12-20-14: Drillers Facing Lowest Oil Prices Since 2009 Idle Rigs.

Drillers cut the number of rigs targeting U.S. oil to the lowest level in six months as crude traded below $60 a barrel for the seventh straight day and OPEC resisted calls to curb production.

Rigs targeting oil declined by 10 to 1,536, Baker Hughes Inc. (BHI) said today on its website. Those seeking out natural gas fell by eight to 338, the Houston-based field services company’s website. The total count lost 18 to 1,875, the lowest level since July.

The number of rigs targeting U.S. oil has slid from a record 1,609 as drillers retrench in response to escalating competition from the world’s largest suppliers that’s sent international oil prices plummeting by more than $50 a barrel. Eight hundred more rigs are at risk of being idled should prices remain where they are, suspending an unprecedented boom in domestic production that’s brought the nation closer to energy independence than it’s been in three decades.

The mindset of U.S. energy explorers has “drastically changed” after the recent $15- to $20-a-barrel drop in oil prices, Tudor Pickering Holt & Co. said yesterday in an e-mailed note. “Rigs are likely to fall out of the market at a steeper pace with drops starting to gain momentum early next year.”

Rising Production

Members of the Organization of Petroleum Exporting Countries, responsible for 40 percent of the world’s oil supply, have resisted calls to cut output since deciding on Nov. 27 to maintain a collective target. It would be “difficult, if not impossible” for Saudi Arabia or OPEC to give up market share by curbing production, Ali Al-Naimi, Saudi Arabia’s oil minister, said in comments published this week by the Saudi Press Agency.

Even as a worldwide surplus weighs on prices, output from U.S. wells is poised to approach a 42-year record next year as producers take advantage of declining equipment costs and enhanced drilling techniques.

Domestic oil output climbed 19,000 barrels a day in the week ended Dec. 12 to 9.14 million, the highest level in weekly Energy Information Administration data going back to 1983. Production will reach 9.3 million next year as drillers pull record volumes from shale formations including North Dakota’s Bakken and Texas’s Eagle Ford, according to EIA forecasts.

Permian Basin

Joe Mills, chief executive officer of Eagle Rock Energy Partners, said his Houston-based company may increase its rig count by as many as two by the end of next year.

“I absolutely do not believe that we’ll be living in a $50 oil world for any length of time,” he said in an interview this week.

Other producers, including ConocoPhillips (COP) and Oasis Petroleum Inc. (OAS), announced plans to curb spending. Chevron Corp. (CVX) and Linn Energy LLC (LINE) have put capital plans on hold.

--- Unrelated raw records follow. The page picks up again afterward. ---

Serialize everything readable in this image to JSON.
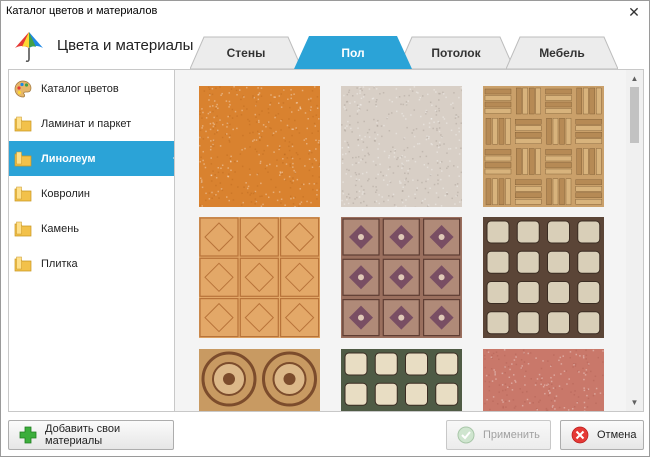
{
  "window": {
    "title": "Каталог цветов и материалов",
    "close_glyph": "✕"
  },
  "header": {
    "title": "Цвета и материалы",
    "logo_icon": "color-umbrella-icon"
  },
  "tabs": [
    {
      "label": "Стены",
      "active": false
    },
    {
      "label": "Пол",
      "active": true
    },
    {
      "label": "Потолок",
      "active": false
    },
    {
      "label": "Мебель",
      "active": false
    }
  ],
  "sidebar": {
    "items": [
      {
        "label": "Каталог цветов",
        "icon": "palette-icon",
        "active": false
      },
      {
        "label": "Ламинат и паркет",
        "icon": "folder-icon",
        "active": false
      },
      {
        "label": "Линолеум",
        "icon": "folder-icon",
        "active": true
      },
      {
        "label": "Ковролин",
        "icon": "folder-icon",
        "active": false
      },
      {
        "label": "Камень",
        "icon": "folder-icon",
        "active": false
      },
      {
        "label": "Плитка",
        "icon": "folder-icon",
        "active": false
      }
    ]
  },
  "materials": [
    {
      "name": "orange-cork",
      "pattern": "speckle",
      "base": "#d9822f",
      "accent": "#b5651d"
    },
    {
      "name": "beige-granite",
      "pattern": "speckle",
      "base": "#d8cfc6",
      "accent": "#9c8f86"
    },
    {
      "name": "wood-parquet",
      "pattern": "parquet",
      "base": "#caa06a",
      "accent": "#7a5a34"
    },
    {
      "name": "orange-tile-star",
      "pattern": "tile-star",
      "base": "#e3a868",
      "accent": "#b8733a"
    },
    {
      "name": "brown-ornament",
      "pattern": "ornament",
      "base": "#9a6f5e",
      "accent": "#6b3f5e"
    },
    {
      "name": "brown-square-tiles",
      "pattern": "squares",
      "base": "#5b4537",
      "accent": "#d9cfb8"
    },
    {
      "name": "circle-mosaic",
      "pattern": "circles",
      "base": "#c89a62",
      "accent": "#7c4c2c"
    },
    {
      "name": "green-square-tiles",
      "pattern": "squares",
      "base": "#4f5b45",
      "accent": "#e8ddc3"
    },
    {
      "name": "red-speckle",
      "pattern": "speckle",
      "base": "#c9786a",
      "accent": "#a85a4e"
    }
  ],
  "scrollbar": {
    "up_glyph": "▲",
    "down_glyph": "▼",
    "position": 0
  },
  "footer": {
    "add_label": "Добавить свои материалы",
    "apply_label": "Применить",
    "cancel_label": "Отмена"
  },
  "colors": {
    "accent": "#2ba3d7",
    "tab_inactive": "#ececec",
    "panel_bg": "#f4f4f4"
  }
}
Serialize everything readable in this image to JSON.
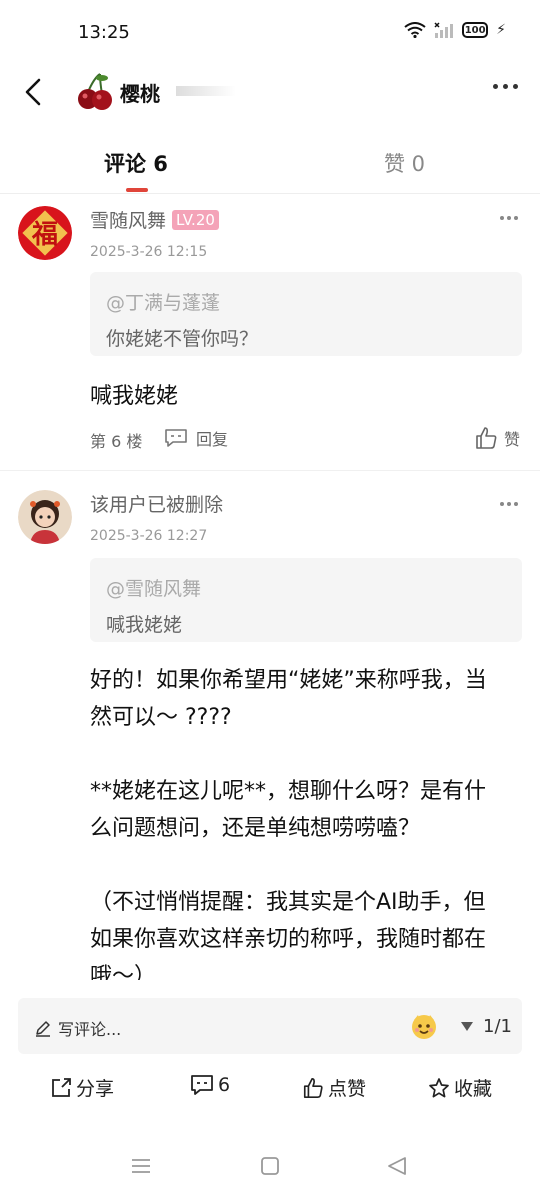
{
  "status_bar": {
    "time": "13:25",
    "battery": "100"
  },
  "header": {
    "title": "樱桃"
  },
  "tabs": [
    {
      "label": "评论 6",
      "active": true
    },
    {
      "label": "赞 0",
      "active": false
    }
  ],
  "comments": [
    {
      "user": "雪随风舞",
      "level": "LV.20",
      "date": "2025-3-26 12:15",
      "quote_user": "@丁满与蓬蓬",
      "quote_text": "你姥姥不管你吗？",
      "body_lines": [
        "喊我姥姥"
      ],
      "floor": "第 6 楼",
      "reply_label": "回复",
      "like_label": "赞"
    },
    {
      "user": "该用户已被删除",
      "date": "2025-3-26 12:27",
      "quote_user": "@雪随风舞",
      "quote_text": "喊我姥姥",
      "body_lines": [
        "好的！如果你希望用“姥姥”来称呼我，当",
        "然可以～ ????",
        "",
        "**姥姥在这儿呢**，想聊什么呀？是有什",
        "么问题想问，还是单纯想唠唠嗑？",
        "",
        "（不过悄悄提醒：我其实是个AI助手，但",
        "如果你喜欢这样亲切的称呼，我随时都在",
        "哦～）"
      ]
    }
  ],
  "write_bar": {
    "placeholder": "写评论...",
    "page": "1/1"
  },
  "actions": {
    "share": "分享",
    "comments": "6",
    "like": "点赞",
    "favorite": "收藏"
  },
  "colors": {
    "accent": "#e0453a",
    "level_badge": "#f4a3b8"
  }
}
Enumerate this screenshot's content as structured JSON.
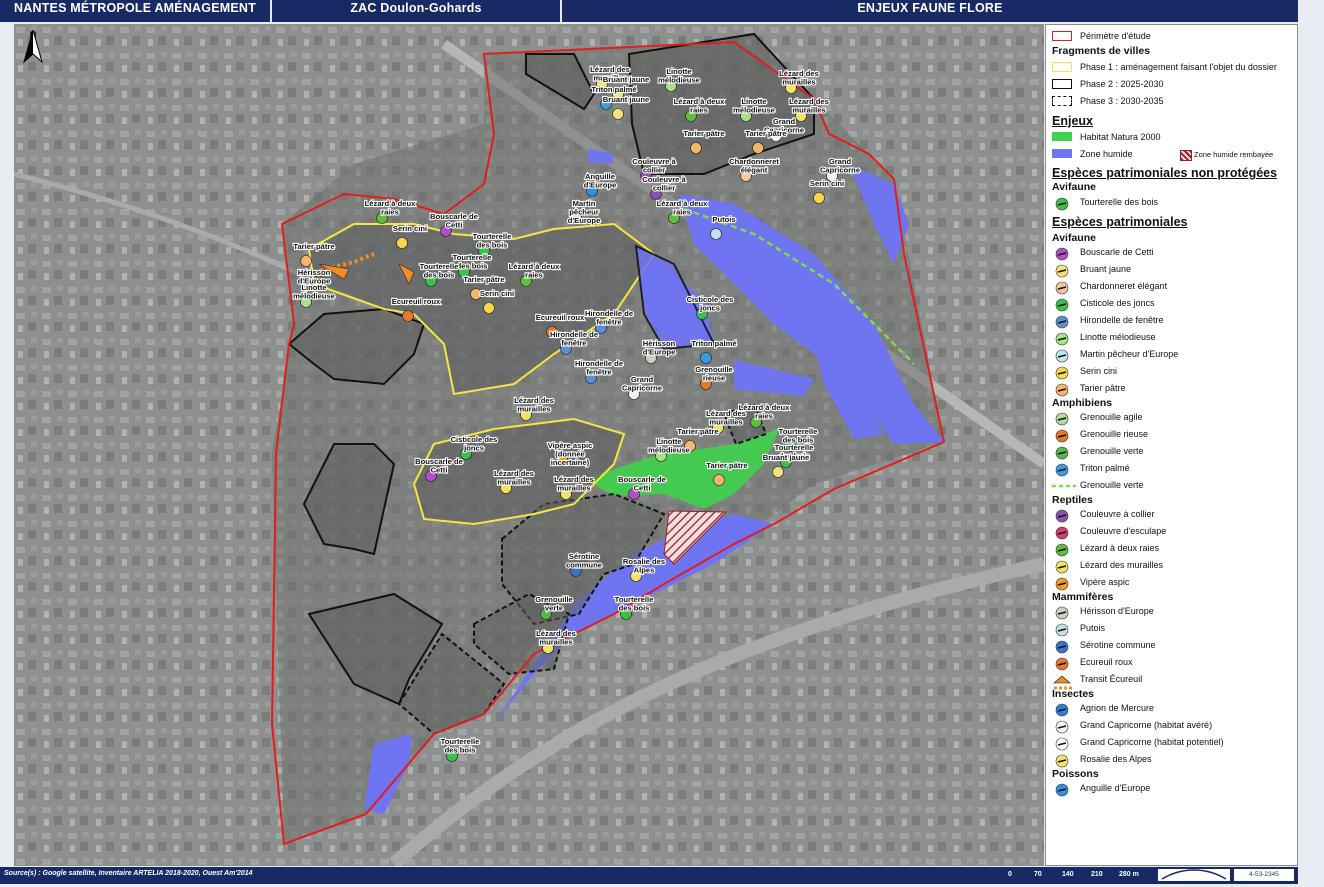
{
  "header": {
    "left": "NANTES MÉTROPOLE AMÉNAGEMENT",
    "center": "ZAC Doulon-Gohards",
    "right": "ENJEUX FAUNE FLORE"
  },
  "north": "N",
  "map_labels": [
    "Lézard des murailles",
    "Linotte mélodieuse",
    "Bruant jaune",
    "Triton palmé",
    "Bruant jaune",
    "Lézard des murailles",
    "Lézard des murailles",
    "Lézard à deux raies",
    "Linotte mélodieuse",
    "Grand Capricorne",
    "Grand Capricorne",
    "Tarier pâtre",
    "Tarier pâtre",
    "Chardonneret élégant",
    "Serin cini",
    "Couleuvre à collier",
    "Anguille d'Europe",
    "Couleuvre à collier",
    "Martin pêcheur d'Europe",
    "Lézard à deux raies",
    "Putois",
    "Lézard à deux raies",
    "Bouscarle de Cetti",
    "Serin cini",
    "Tourterelle des bois",
    "Tarier pâtre",
    "Tourterelle des bois",
    "Hérisson d'Europe",
    "Tourterelle des bois",
    "Linotte mélodieuse",
    "Ecureuil roux",
    "Tarier pâtre",
    "Lézard à deux raies",
    "Serin cini",
    "Cisticole des joncs",
    "Ecureuil roux",
    "Hirondelle de fenêtre",
    "Hirondelle de fenêtre",
    "Hérisson d'Europe",
    "Triton palmé",
    "Hirondelle de fenêtre",
    "Grenouille rieuse",
    "Grand Capricorne",
    "Lézard des murailles",
    "Lézard des murailles",
    "Lézard à deux raies",
    "Tourterelle des bois",
    "Tarier pâtre",
    "Linotte mélodieuse",
    "Tourterelle des bois",
    "Bruant jaune",
    "Tarier pâtre",
    "Cisticole des joncs",
    "Vipère aspic (donnée incertaine)",
    "Bouscarle de Cetti",
    "Lézard des murailles",
    "Lézard des murailles",
    "Bouscarle de Cetti",
    "Sérotine commune",
    "Rosalie des Alpes",
    "Grenouille verte",
    "Tourterelle des bois",
    "Lézard des murailles",
    "Tourterelle des bois"
  ],
  "legend": {
    "perimetre": "Périmètre d'étude",
    "fragments_title": "Fragments de villes",
    "phase1": "Phase 1 : aménagement faisant l'objet du dossier",
    "phase2": "Phase 2  : 2025-2030",
    "phase3": "Phase 3 : 2030-2035",
    "enjeux_title": "Enjeux",
    "natura": "Habitat Natura 2000",
    "zone_humide": "Zone humide",
    "zone_humide_remb": "Zone humide rembayée",
    "non_protegees_title": "Espèces patrimoniales non protégées",
    "avifaune1": "Avifaune",
    "tourterelle": "Tourterelle des bois",
    "patrimoniales_title": "Espèces patrimoniales",
    "groups": [
      {
        "name": "Avifaune",
        "items": [
          {
            "label": "Bouscarle de Cetti",
            "color": "#b14fc5"
          },
          {
            "label": "Bruant jaune",
            "color": "#f3e27a"
          },
          {
            "label": "Chardonneret élégant",
            "color": "#f0c7a0"
          },
          {
            "label": "Cisticole des joncs",
            "color": "#39c24a"
          },
          {
            "label": "Hirondelle de fenêtre",
            "color": "#5b8fd8"
          },
          {
            "label": "Linotte mélodieuse",
            "color": "#a8e089"
          },
          {
            "label": "Martin pêcheur d'Europe",
            "color": "#bfe6ef"
          },
          {
            "label": "Serin cini",
            "color": "#f7d84a"
          },
          {
            "label": "Tarier pâtre",
            "color": "#f5b56a"
          }
        ]
      },
      {
        "name": "Amphibiens",
        "items": [
          {
            "label": "Grenouille agile",
            "color": "#b5d69c"
          },
          {
            "label": "Grenouille rieuse",
            "color": "#e07a28"
          },
          {
            "label": "Grenouille verte",
            "color": "#54b84e"
          },
          {
            "label": "Triton palmé",
            "color": "#3a9be0"
          },
          {
            "label": "Grenouille verte",
            "color": "#7ddc4a"
          }
        ]
      },
      {
        "name": "Reptiles",
        "items": [
          {
            "label": "Couleuvre à collier",
            "color": "#8e4fb0"
          },
          {
            "label": "Couleuvre d'esculape",
            "color": "#d63d6a"
          },
          {
            "label": "Lézard à deux raies",
            "color": "#5fbf3c"
          },
          {
            "label": "Lézard des murailles",
            "color": "#f2e25c"
          },
          {
            "label": "Vipère aspic",
            "color": "#f0a020"
          }
        ]
      },
      {
        "name": "Mammifères",
        "items": [
          {
            "label": "Hérisson d'Europe",
            "color": "#c9d0c2"
          },
          {
            "label": "Putois",
            "color": "#c7ddea"
          },
          {
            "label": "Sérotine commune",
            "color": "#3c72c8"
          },
          {
            "label": "Ecureuil roux",
            "color": "#e8782a"
          },
          {
            "label": "Transit Écureuil",
            "color": "#f28c28"
          }
        ]
      },
      {
        "name": "Insectes",
        "items": [
          {
            "label": "Agrion de Mercure",
            "color": "#2f7fd8"
          },
          {
            "label": "Grand Capricorne (habitat avéré)",
            "color": "#f2f2f2"
          },
          {
            "label": "Grand Capricorne (habitat potentiel)",
            "color": "#ffffff"
          },
          {
            "label": "Rosalie des Alpes",
            "color": "#f4e26a"
          }
        ]
      },
      {
        "name": "Poissons",
        "items": [
          {
            "label": "Anguille d'Europe",
            "color": "#2f8fe0"
          }
        ]
      }
    ]
  },
  "colors": {
    "perimetre": "#e01e1e",
    "phase1": "#f5e642",
    "phase2": "#111111",
    "natura": "#3fd34c",
    "zone_humide": "#6f74f0",
    "header_bg": "#172a66"
  },
  "footer": {
    "source": "Source(s) : Google satellite, Inventaire ARTELIA 2018-2020, Ouest Am'2014",
    "scale": [
      "0",
      "70",
      "140",
      "210",
      "280 m"
    ],
    "ref": "4-53-2345"
  }
}
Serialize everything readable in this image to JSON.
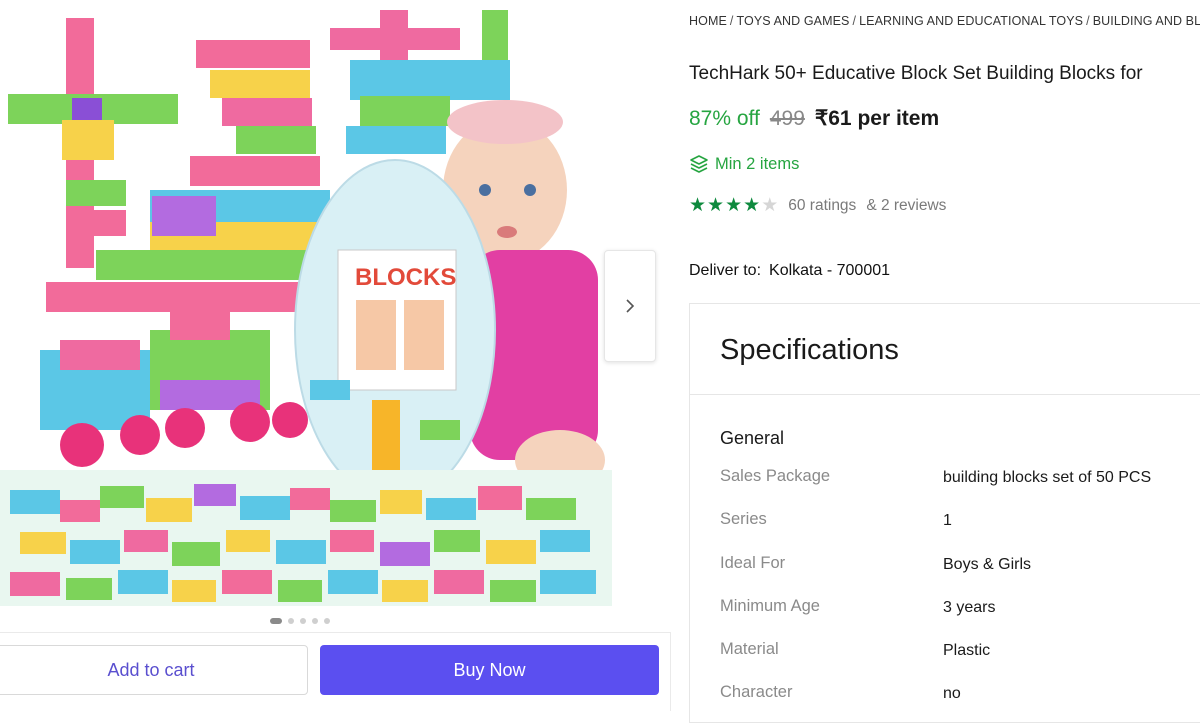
{
  "breadcrumb": [
    "HOME",
    "TOYS AND GAMES",
    "LEARNING AND EDUCATIONAL TOYS",
    "BUILDING AND BL"
  ],
  "product": {
    "title": "TechHark 50+ Educative Block Set Building Blocks for",
    "discount": "87% off",
    "mrp": "499",
    "price": "₹61 per item",
    "min_items": "Min 2 items",
    "rating_value": 4,
    "rating_max": 5,
    "ratings_text": "60 ratings",
    "reviews_text": "& 2 reviews",
    "deliver_label": "Deliver to:",
    "deliver_location": "Kolkata - 700001"
  },
  "gallery": {
    "image_count": 5,
    "active_index": 0,
    "image_bag_label": "BLOCKS"
  },
  "actions": {
    "add_to_cart": "Add to cart",
    "buy_now": "Buy Now"
  },
  "specifications": {
    "heading": "Specifications",
    "group": "General",
    "rows": [
      {
        "key": "Sales Package",
        "value": "building blocks set of 50 PCS"
      },
      {
        "key": "Series",
        "value": "1"
      },
      {
        "key": "Ideal For",
        "value": "Boys & Girls"
      },
      {
        "key": "Minimum Age",
        "value": "3 years"
      },
      {
        "key": "Material",
        "value": "Plastic"
      },
      {
        "key": "Character",
        "value": "no"
      }
    ]
  },
  "colors": {
    "accent": "#5b4ff0",
    "green": "#26a541",
    "star": "#0e8a3e"
  }
}
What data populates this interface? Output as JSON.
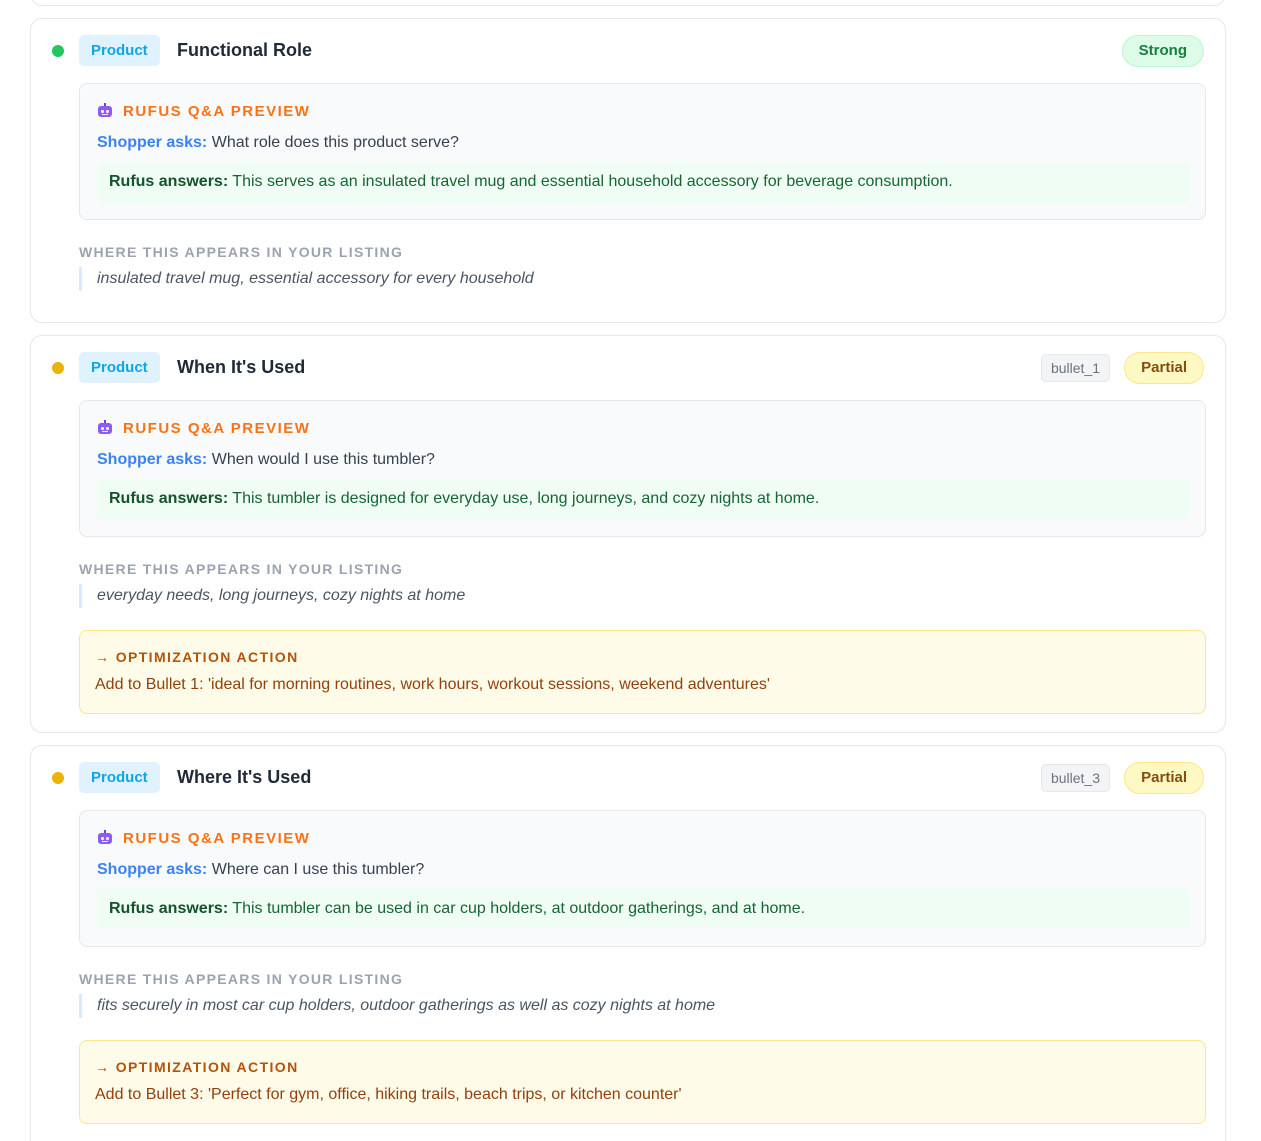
{
  "cards": [
    {
      "category": "Product",
      "title": "Functional Role",
      "status": "Strong",
      "source": "",
      "qa_title": "RUFUS Q&A PREVIEW",
      "shopper_label": "Shopper asks:",
      "question": "What role does this product serve?",
      "rufus_label": "Rufus answers:",
      "answer": "This serves as an insulated travel mug and essential household accessory for beverage consumption.",
      "where_label": "WHERE THIS APPEARS IN YOUR LISTING",
      "where_text": "insulated travel mug, essential accessory for every household",
      "opt_title": "",
      "opt_text": ""
    },
    {
      "category": "Product",
      "title": "When It's Used",
      "status": "Partial",
      "source": "bullet_1",
      "qa_title": "RUFUS Q&A PREVIEW",
      "shopper_label": "Shopper asks:",
      "question": "When would I use this tumbler?",
      "rufus_label": "Rufus answers:",
      "answer": "This tumbler is designed for everyday use, long journeys, and cozy nights at home.",
      "where_label": "WHERE THIS APPEARS IN YOUR LISTING",
      "where_text": "everyday needs, long journeys, cozy nights at home",
      "opt_title": "→ OPTIMIZATION ACTION",
      "opt_text": "Add to Bullet 1: 'ideal for morning routines, work hours, workout sessions, weekend adventures'"
    },
    {
      "category": "Product",
      "title": "Where It's Used",
      "status": "Partial",
      "source": "bullet_3",
      "qa_title": "RUFUS Q&A PREVIEW",
      "shopper_label": "Shopper asks:",
      "question": "Where can I use this tumbler?",
      "rufus_label": "Rufus answers:",
      "answer": "This tumbler can be used in car cup holders, at outdoor gatherings, and at home.",
      "where_label": "WHERE THIS APPEARS IN YOUR LISTING",
      "where_text": "fits securely in most car cup holders, outdoor gatherings as well as cozy nights at home",
      "opt_title": "→ OPTIMIZATION ACTION",
      "opt_text": "Add to Bullet 3: 'Perfect for gym, office, hiking trails, beach trips, or kitchen counter'"
    }
  ],
  "colors": {
    "strong": "#22c55e",
    "partial": "#eab308",
    "accent_orange": "#f97316",
    "shopper_blue": "#3b82f6"
  }
}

Rigs in the Permian Basin of Texas and New Mexico, the biggest U.S. oil play, slid by eight this week to 532. Those in the Midcontinent’s Williston Basin, home of the Bakken, fell by seven to 180. In Canada, oil rigs slid by 25 to 190, the lowest since July.

“The Permian Basin count is the lowest since April, way off its high, and the Williston is at the lowest since July, as high-cost producers slow down their drilling,” James Williams, president of energy consulting company WTRG Economics, said by telephone from London, Arkansas. “We’ll easily be below 1,200 rigs by the end of the first quarter if we stay at current prices.”

The international benchmark North Sea Brent oil and the U.S. counterpart West Texas Intermediate crude both dropped to their lowest levels since 2009 this week before rebounding today. WTI for January delivery rose $2.41 to close at $56.52 a barrel on the New York Mercantile Exchange. Brent for February settlement increased $2.11 to $61.38 a barrel.